Everyone Dies in the End #5
Cindy
Cindy lay on the cold floor, trying to breathe, trying to stay conscious. She could pull air through her nose, and that had been enough for the trip to the farmhouse, but the vampires had done the work. She had been nothing but an unwilling captive on the older one’s shoulders. There had been no exertion. That was not the case with her teleportation, if that was what it could be called. Her gift was unable to move her a centimeter; at least never before, but now she stared at the damp imprint of her body on the concrete floor twelve inches distant and realized this time had been different. This time she had moved. Not far, but distinctly. Why? Maybe the passion of her will, the desperation. She didn't know what had enhanced her ability, and right now, she didn't care.
But that movement, her disappearance, the exertion of transporting, had exhausted her. Again she sucked the damp air through her nose, struggling for the oxygen her body needed. She couldn’t pass out. What if the vampire returned? She willed her heart to slow, concentrated on pushing the air to her body, and slowly her breathing slowed, her focus returned.
With her focus came the question. Why? Why didn't the vampires kill her? She knew their ways, knew them better than most, knew them before their revelation. Her mother had made sure she had the knowledge. Yes, vampires were intelligent, ruthless, cunning, even protective of their own, but they weren't kidnappers. They had no use for the lesser species, as they referred to humans.

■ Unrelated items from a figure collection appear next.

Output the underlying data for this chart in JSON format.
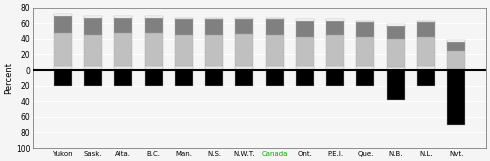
{
  "categories": [
    "Yukon",
    "Sask.",
    "Alta.",
    "B.C.",
    "Man.",
    "N.S.",
    "N.W.T.",
    "Canada",
    "Ont.",
    "P.E.I.",
    "Que.",
    "N.B.",
    "N.L.",
    "Nvt."
  ],
  "canada_index": 7,
  "segments_above": {
    "top_white": [
      3,
      2,
      2,
      2,
      2,
      2,
      2,
      2,
      2,
      2,
      2,
      2,
      2,
      2
    ],
    "dark_gray": [
      22,
      22,
      20,
      20,
      20,
      20,
      19,
      20,
      20,
      18,
      18,
      17,
      18,
      12
    ],
    "light_gray": [
      42,
      40,
      42,
      42,
      40,
      40,
      41,
      40,
      38,
      40,
      38,
      36,
      38,
      22
    ],
    "very_light": [
      5,
      5,
      5,
      5,
      5,
      5,
      5,
      5,
      5,
      5,
      5,
      4,
      5,
      2
    ]
  },
  "negative_bar": [
    -20,
    -20,
    -20,
    -20,
    -21,
    -20,
    -20,
    -20,
    -20,
    -20,
    -20,
    -38,
    -20,
    -70
  ],
  "ylim": [
    -100,
    80
  ],
  "yticks": [
    -100,
    -80,
    -60,
    -40,
    -20,
    0,
    20,
    40,
    60,
    80
  ],
  "ytick_labels": [
    "100",
    "80",
    "60",
    "40",
    "20",
    "0",
    "20",
    "40",
    "60",
    "80"
  ],
  "ylabel": "Percent",
  "colors": {
    "top_white": "#ffffff",
    "dark_gray": "#808080",
    "light_gray": "#c0c0c0",
    "very_light": "#e8e8e8",
    "negative": "#000000",
    "canada_label": "#00aa00",
    "border_color": "#aaaaaa"
  },
  "bar_width": 0.6,
  "background_color": "#f5f5f5",
  "grid_color": "#ffffff"
}
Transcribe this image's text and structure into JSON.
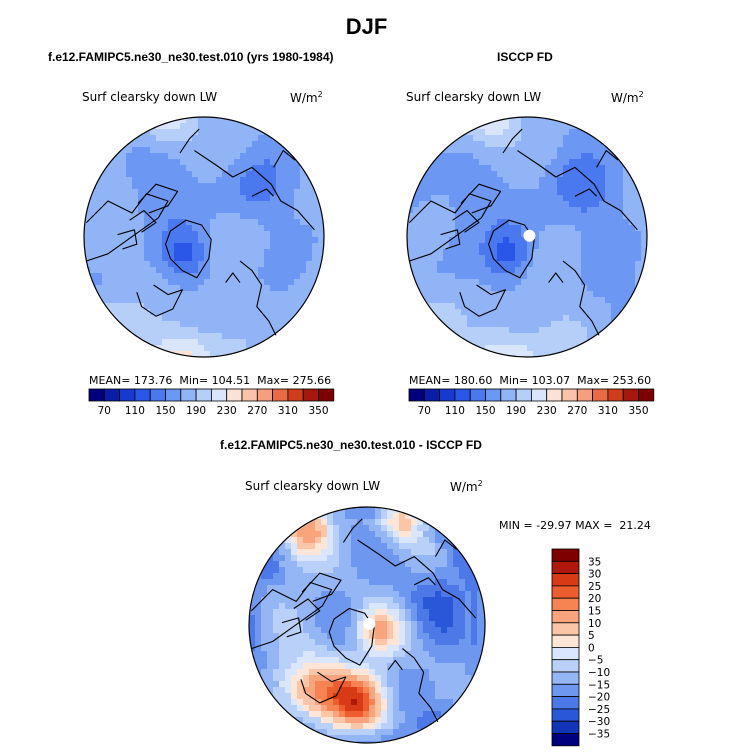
{
  "page": {
    "title": "DJF"
  },
  "chart_data": [
    {
      "type": "heatmap",
      "projection": "north polar stereographic",
      "title": "f.e12.FAMIPC5.ne30_ne30.test.010 (yrs 1980-1984)",
      "variable": "Surf clearsky down LW",
      "units_base": "W/m",
      "units_exp": "2",
      "stats": {
        "mean": "173.76",
        "min": "104.51",
        "max": "275.66"
      },
      "stats_labels": {
        "mean": "MEAN=",
        "min": "Min=",
        "max": "Max="
      },
      "colorbar": {
        "orientation": "horizontal",
        "levels": [
          70,
          90,
          110,
          130,
          150,
          170,
          190,
          210,
          230,
          250,
          270,
          290,
          310,
          330,
          350
        ],
        "tick_labels": [
          "70",
          "110",
          "150",
          "190",
          "230",
          "270",
          "310",
          "350"
        ]
      }
    },
    {
      "type": "heatmap",
      "projection": "north polar stereographic",
      "title": "ISCCP FD",
      "variable": "Surf clearsky down LW",
      "units_base": "W/m",
      "units_exp": "2",
      "stats": {
        "mean": "180.60",
        "min": "103.07",
        "max": "253.60"
      },
      "stats_labels": {
        "mean": "MEAN=",
        "min": "Min=",
        "max": "Max="
      },
      "colorbar": {
        "orientation": "horizontal",
        "levels": [
          70,
          90,
          110,
          130,
          150,
          170,
          190,
          210,
          230,
          250,
          270,
          290,
          310,
          330,
          350
        ],
        "tick_labels": [
          "70",
          "110",
          "150",
          "190",
          "230",
          "270",
          "310",
          "350"
        ]
      }
    },
    {
      "type": "heatmap",
      "projection": "north polar stereographic",
      "title": "f.e12.FAMIPC5.ne30_ne30.test.010 - ISCCP FD",
      "variable": "Surf clearsky down LW",
      "units_base": "W/m",
      "units_exp": "2",
      "stats": {
        "min": "-29.97",
        "max": "21.24"
      },
      "stats_labels": {
        "min": "MIN =",
        "max": "MAX ="
      },
      "colorbar": {
        "orientation": "vertical",
        "levels": [
          35,
          30,
          25,
          20,
          15,
          10,
          5,
          0,
          -5,
          -10,
          -15,
          -20,
          -25,
          -30,
          -35
        ],
        "tick_labels": [
          "35",
          "30",
          "25",
          "20",
          "15",
          "10",
          "5",
          "0",
          "−5",
          "−10",
          "−15",
          "−20",
          "−25",
          "−30",
          "−35"
        ]
      }
    }
  ],
  "colors": {
    "abs_scale": [
      "#00007f",
      "#0a1da8",
      "#1739cf",
      "#2b57e8",
      "#4a78ef",
      "#6c97f3",
      "#90b4f6",
      "#b6cff9",
      "#d8e5fb",
      "#fbe2d6",
      "#f9c3ab",
      "#f4a07f",
      "#e76c45",
      "#cf3d1f",
      "#a6170c",
      "#7f0000"
    ],
    "diff_scale": [
      "#7f0000",
      "#b0180b",
      "#d83a16",
      "#ee5d2f",
      "#f68453",
      "#f9a47c",
      "#fbc6a8",
      "#fde6d8",
      "#d9e6fb",
      "#b9d0f8",
      "#95b6f4",
      "#6e97ef",
      "#4c78e8",
      "#2a56d8",
      "#1235b7",
      "#00007f"
    ],
    "coast": "#000000"
  }
}
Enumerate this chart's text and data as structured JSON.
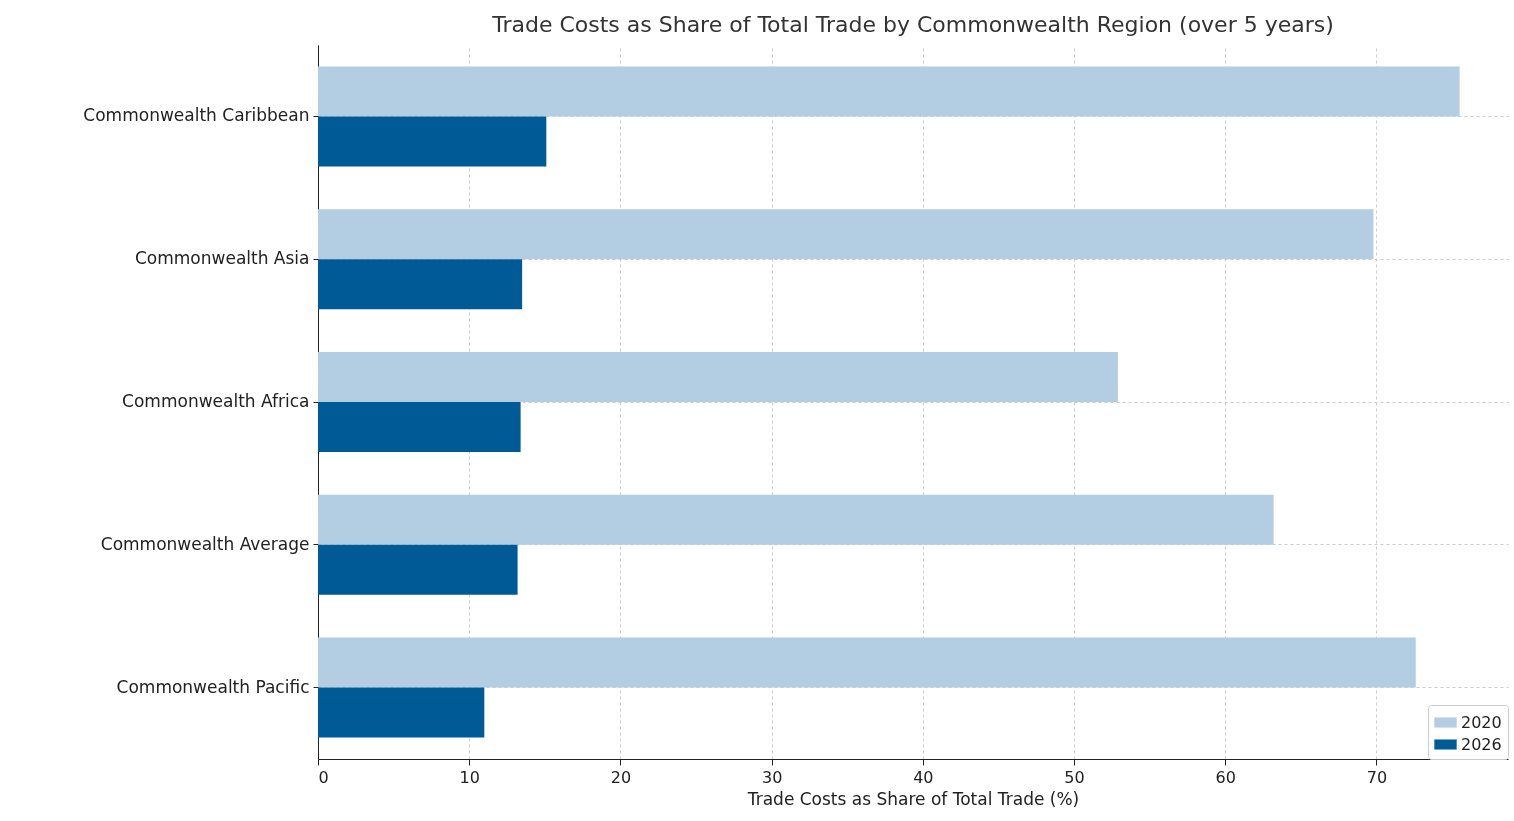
{
  "chart_data": {
    "type": "bar",
    "orientation": "horizontal",
    "title": "Trade Costs as Share of Total Trade by Commonwealth Region (over 5 years)",
    "xlabel": "Trade Costs as Share of Total Trade (%)",
    "categories": [
      "Commonwealth Caribbean",
      "Commonwealth Asia",
      "Commonwealth Africa",
      "Commonwealth Average",
      "Commonwealth Pacific"
    ],
    "series": [
      {
        "name": "2020",
        "color": "#b3cde3",
        "values": [
          75.5,
          69.8,
          52.9,
          63.2,
          72.6
        ]
      },
      {
        "name": "2026",
        "color": "#005a96",
        "values": [
          15.1,
          13.5,
          13.4,
          13.2,
          11.0
        ]
      }
    ],
    "xlim": [
      0,
      78.7
    ],
    "xticks": [
      0,
      10,
      20,
      30,
      40,
      50,
      60,
      70
    ],
    "grid": true,
    "legend": "bottom right"
  }
}
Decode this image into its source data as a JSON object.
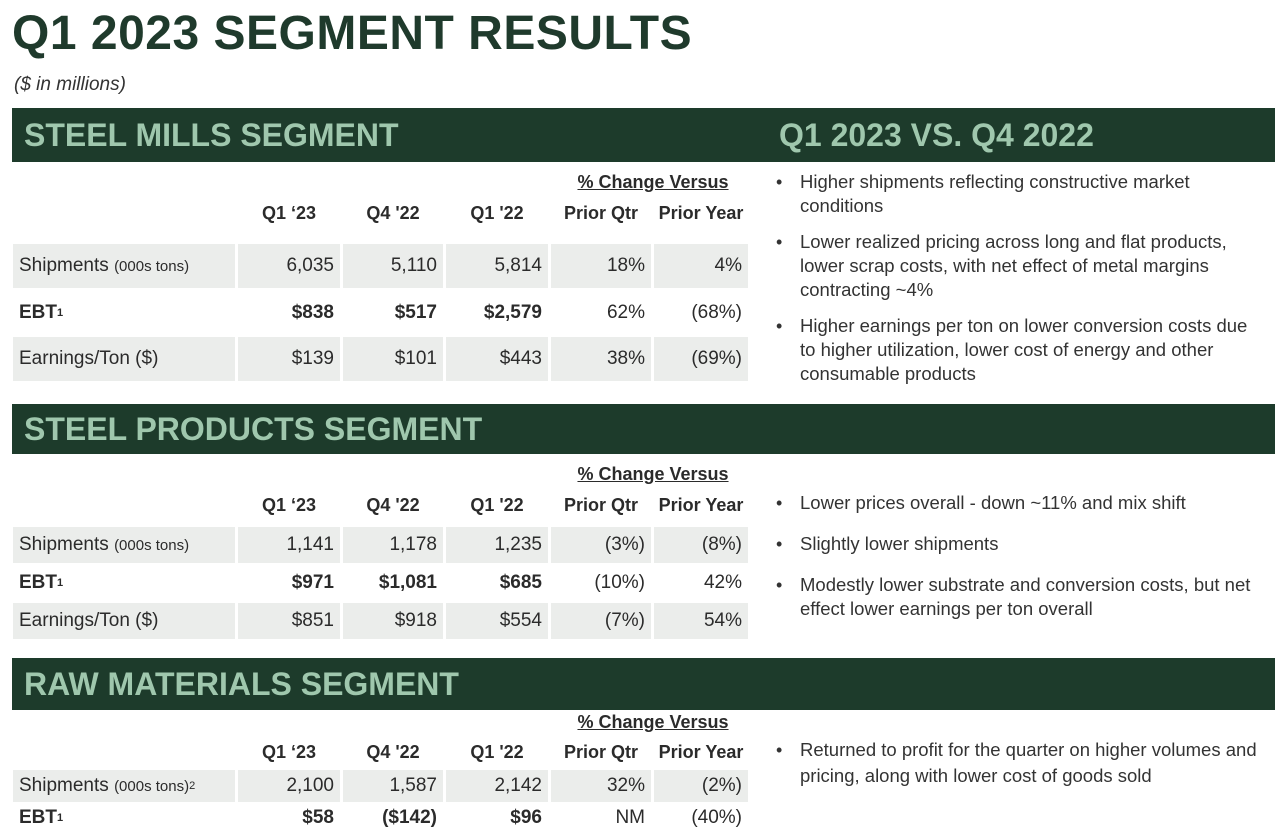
{
  "page": {
    "title": "Q1 2023 SEGMENT RESULTS",
    "units_note": "($ in millions)"
  },
  "columns": {
    "change_header": "% Change Versus",
    "q1_23": "Q1 ‘23",
    "q4_22": "Q4 '22",
    "q1_22": "Q1 '22",
    "prior_qtr": "Prior Qtr",
    "prior_year": "Prior Year"
  },
  "comparison_title": "Q1 2023 VS. Q4 2022",
  "segments": [
    {
      "title": "STEEL MILLS SEGMENT",
      "rows": [
        {
          "label": "Shipments",
          "label_note": "(000s tons)",
          "sup": "",
          "q1_23": "6,035",
          "q4_22": "5,110",
          "q1_22": "5,814",
          "prior_qtr": "18%",
          "prior_year": "4%"
        },
        {
          "label": "EBT",
          "label_note": "",
          "sup": "1",
          "q1_23": "$838",
          "q4_22": "$517",
          "q1_22": "$2,579",
          "prior_qtr": "62%",
          "prior_year": "(68%)"
        },
        {
          "label": "Earnings/Ton ($)",
          "label_note": "",
          "sup": "",
          "q1_23": "$139",
          "q4_22": "$101",
          "q1_22": "$443",
          "prior_qtr": "38%",
          "prior_year": "(69%)"
        }
      ],
      "bullets": [
        "Higher shipments reflecting constructive market conditions",
        "Lower realized pricing across long and flat products, lower scrap costs, with net effect of metal margins contracting ~4%",
        "Higher earnings per ton on lower conversion costs due to higher utilization, lower cost of energy and other consumable products"
      ]
    },
    {
      "title": "STEEL PRODUCTS SEGMENT",
      "rows": [
        {
          "label": "Shipments",
          "label_note": "(000s tons)",
          "sup": "",
          "q1_23": "1,141",
          "q4_22": "1,178",
          "q1_22": "1,235",
          "prior_qtr": "(3%)",
          "prior_year": "(8%)"
        },
        {
          "label": "EBT",
          "label_note": "",
          "sup": "1",
          "q1_23": "$971",
          "q4_22": "$1,081",
          "q1_22": "$685",
          "prior_qtr": "(10%)",
          "prior_year": "42%"
        },
        {
          "label": "Earnings/Ton ($)",
          "label_note": "",
          "sup": "",
          "q1_23": "$851",
          "q4_22": "$918",
          "q1_22": "$554",
          "prior_qtr": "(7%)",
          "prior_year": "54%"
        }
      ],
      "bullets": [
        "Lower prices overall - down ~11% and mix shift",
        "Slightly lower shipments",
        "Modestly lower substrate and conversion costs, but net effect lower earnings per ton overall"
      ]
    },
    {
      "title": "RAW MATERIALS SEGMENT",
      "rows": [
        {
          "label": "Shipments",
          "label_note": "(000s tons)",
          "sup": "2",
          "q1_23": "2,100",
          "q4_22": "1,587",
          "q1_22": "2,142",
          "prior_qtr": "32%",
          "prior_year": "(2%)"
        },
        {
          "label": "EBT",
          "label_note": "",
          "sup": "1",
          "q1_23": "$58",
          "q4_22": "($142)",
          "q1_22": "$96",
          "prior_qtr": "NM",
          "prior_year": "(40%)"
        }
      ],
      "bullets": [
        "Returned to profit for the quarter on higher volumes and pricing, along with lower cost of goods sold"
      ]
    }
  ]
}
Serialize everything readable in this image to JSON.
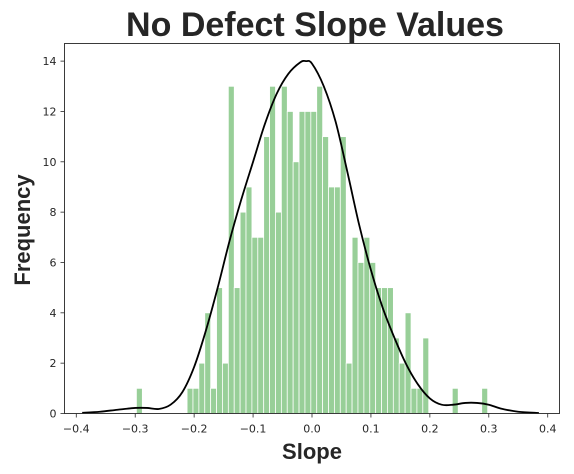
{
  "chart_data": {
    "type": "bar",
    "title": "No Defect Slope Values",
    "xlabel": "Slope",
    "ylabel": "Frequency",
    "xlim": [
      -0.42,
      0.42
    ],
    "ylim": [
      0,
      14.7
    ],
    "x_ticks": [
      -0.4,
      -0.3,
      -0.2,
      -0.1,
      0.0,
      0.1,
      0.2,
      0.3,
      0.4
    ],
    "x_tick_labels": [
      "−0.4",
      "−0.3",
      "−0.2",
      "−0.1",
      "0.0",
      "0.1",
      "0.2",
      "0.3",
      "0.4"
    ],
    "y_ticks": [
      0,
      2,
      4,
      6,
      8,
      10,
      12,
      14
    ],
    "y_tick_labels": [
      "0",
      "2",
      "4",
      "6",
      "8",
      "10",
      "12",
      "14"
    ],
    "grid": false,
    "bar_color": "#98cf98",
    "bar_edge_color": "#ffffff",
    "kde_color": "#000000",
    "bin_width": 0.0101,
    "histogram": [
      {
        "left": -0.298,
        "count": 1
      },
      {
        "left": -0.212,
        "count": 1
      },
      {
        "left": -0.202,
        "count": 1
      },
      {
        "left": -0.192,
        "count": 2
      },
      {
        "left": -0.182,
        "count": 4
      },
      {
        "left": -0.172,
        "count": 1
      },
      {
        "left": -0.162,
        "count": 5
      },
      {
        "left": -0.152,
        "count": 2
      },
      {
        "left": -0.142,
        "count": 13
      },
      {
        "left": -0.132,
        "count": 5
      },
      {
        "left": -0.122,
        "count": 8
      },
      {
        "left": -0.112,
        "count": 9
      },
      {
        "left": -0.102,
        "count": 7
      },
      {
        "left": -0.092,
        "count": 7
      },
      {
        "left": -0.082,
        "count": 11
      },
      {
        "left": -0.072,
        "count": 13
      },
      {
        "left": -0.062,
        "count": 8
      },
      {
        "left": -0.052,
        "count": 13
      },
      {
        "left": -0.042,
        "count": 12
      },
      {
        "left": -0.032,
        "count": 10
      },
      {
        "left": -0.022,
        "count": 12
      },
      {
        "left": -0.012,
        "count": 12
      },
      {
        "left": -0.002,
        "count": 12
      },
      {
        "left": 0.008,
        "count": 13
      },
      {
        "left": 0.018,
        "count": 11
      },
      {
        "left": 0.028,
        "count": 9
      },
      {
        "left": 0.038,
        "count": 9
      },
      {
        "left": 0.048,
        "count": 11
      },
      {
        "left": 0.058,
        "count": 2
      },
      {
        "left": 0.068,
        "count": 7
      },
      {
        "left": 0.078,
        "count": 6
      },
      {
        "left": 0.088,
        "count": 7
      },
      {
        "left": 0.098,
        "count": 6
      },
      {
        "left": 0.108,
        "count": 5
      },
      {
        "left": 0.118,
        "count": 5
      },
      {
        "left": 0.128,
        "count": 5
      },
      {
        "left": 0.138,
        "count": 3
      },
      {
        "left": 0.148,
        "count": 2
      },
      {
        "left": 0.158,
        "count": 4
      },
      {
        "left": 0.168,
        "count": 1
      },
      {
        "left": 0.178,
        "count": 1
      },
      {
        "left": 0.188,
        "count": 3
      },
      {
        "left": 0.238,
        "count": 1
      },
      {
        "left": 0.288,
        "count": 1
      }
    ],
    "kde": {
      "x": [
        -0.39,
        -0.36,
        -0.33,
        -0.3,
        -0.28,
        -0.26,
        -0.24,
        -0.22,
        -0.2,
        -0.18,
        -0.16,
        -0.14,
        -0.12,
        -0.1,
        -0.08,
        -0.06,
        -0.04,
        -0.02,
        -0.01,
        0.0,
        0.02,
        0.04,
        0.06,
        0.08,
        0.1,
        0.12,
        0.14,
        0.16,
        0.18,
        0.2,
        0.22,
        0.24,
        0.26,
        0.28,
        0.3,
        0.32,
        0.35,
        0.385
      ],
      "y": [
        0.03,
        0.07,
        0.15,
        0.22,
        0.22,
        0.18,
        0.35,
        0.85,
        1.85,
        3.3,
        5.0,
        6.85,
        8.5,
        10.0,
        11.5,
        12.7,
        13.5,
        13.95,
        14.0,
        13.9,
        13.0,
        11.6,
        9.6,
        7.5,
        5.7,
        4.2,
        3.0,
        1.95,
        1.15,
        0.6,
        0.35,
        0.35,
        0.42,
        0.42,
        0.35,
        0.2,
        0.07,
        0.02
      ]
    }
  }
}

Humans were one thing, and one thing only--food. Why? It was a question she knew she must answer if she hoped to stay alive.
Questions were well and good, but she wasn’t finding any answers till the ropes were off her. Fortunately, her former captors weren’t lacking in confidence. Her bounds were lose. Obviously, they felt they had little to fear from a human. She had been tied tighter when she played games with Eddie. He liked to play rough, and truth be known, she did too. The trick to slipping bounds was to go counter strain. Don’t pull against the ropes, give them their respect, go with them.
Cindy let the air out of her lungs and relaxed her body, stretching her bound hands toward her ankles as curled her feet toward the small of her back. There, there. She could feel the slack. She visualized her hands smaller. She wasn’t sure if it made them so, but she thought she could feel even more slack. She rubbed the wrists against the rope, rubbed them raw, rubbed them bloody, using the blood to lubricate the ropes, make them slippery, slimy, slick, and… there! One hand was out, then the other. Ten seconds later she had untied her feet, pulled the gag from her mouth and stood.
Up the stairs, quickly, yet quietly, hoping to find something useful in the room above. She knew there wasn’t anyone alive, if there had been, the vampire would never have returned for her. She was right, no one lived, but wished she hadn’t been. The stench of blood was overpowering, the bodies, at least what she could make out in the dim darkness, weren’t bodies anymore, but rather shredded lumps of flesh, and her vomit was as hot as it was instantaneous.
For a moment she stood in the doorway, the soup of bloody goo seeping through the side holes in her converse high tops, tears streaming down her cheeks. She wiped the vomit from her lips with the back of her hand, smearing the tears, fighting another wave of nausea. Fighting the urge to quit, to sink down, to lie in the blood, fecal matter, and flesh till something—a soldier, a ganger, something—added her blood to the primordial stew covering the tile, but she knew she couldn’t. Her life wasn’t about her. She touched the locket safely ensconced in her Levi’s watch pocket and smiled. It was about Eddie. It was about finding him. She set her mouth in a grim line and set about the business at hand.
She stepped to the kitchen’s door, careful not to put a foot on the unidentified lumps of flesh or clothing. At the door, her toe stubbed something hard, and she barely stifled a yelp. Something about the hardness was different, not like bone, and certainly not flesh. She remembered the booms, the gunshots, and slowly she crouched, running her hand down her leg, to her toe, to the object. Gritting her teeth, she closed her hand on the sticky, hard shotgun.
Five minutes later she stood at the farmhouse door. Finding shells for the gun hadn’t been hard. Not after she steeled herself to the task. It only took five minutes, one retching, and two bodies. She used the weak light at the door and the tail of her shirt to clean the weapon. It wasn’t much different from the 12-gage Eddie used on Quail. A breeze had kicked up, and the air smelled like dawn, surprisingly fresh. A direct contrast from her vomit and blood encrusted shirt. Its reek filled her nose and she fought another wave of nausea. Without hesitation, she tore it off. It was no longer a world where shirts mattered. No shirt would protect her—she jacked a round into the shotgun’s chamber—but the shotgun just might.